Though every system bows to time, researchers have long recognized the existence of a range of rhythms and timescales. Houseflies live for 28 days; red blood cells live for about three months; redwood trees can live for hundreds of years; the sun will expire in about five billion years. But how do these timescales emerge?
That's the question behind an upcoming SFI workshop. “The Origin and Implications of Time in Adaptive Systems,” to be held June 18-20. It will bring together thinkers from around the world, in disciplines ranging from cosmology to chronobiology to neuroscience.
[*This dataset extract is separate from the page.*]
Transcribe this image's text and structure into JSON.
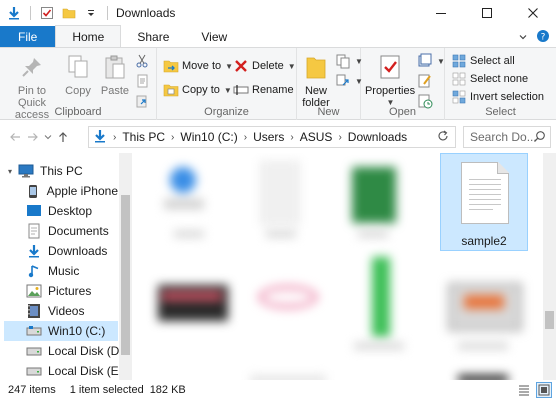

The meeting will begin with an exploration of the most elemental understanding of time known to scientists – namely, relationships among time, entropy, and the second law of thermodynamics. With that discussion as a foundation, participants will talk and share research on the emergence of time at varying scales in diverse systems. At the end, they'll return to where they started, asking whether the relationship between time and entropy differs among systems.
“We want to know how time connects what happens in physical systems with social systems, and biological systems, and how those systems are related,” says Caltech physicist Sean Carroll, who is participating in the workshop. Other organizers include SFI President David Krakauer, SFI Professor Jessica Flack, and External Professor James Hartle (UC Santa Barbara).
The workshop kicks off “Aging, Adaptation, and the Arrow Time,” an SFI research program that will continue with a series of workshops and working groups over the next five years. Geophysicist Amy Chen, who manages the program, says its ultimate goal is not only to understand time, but find ways to mitigate loss – like the loss of neurological function that comes with aging.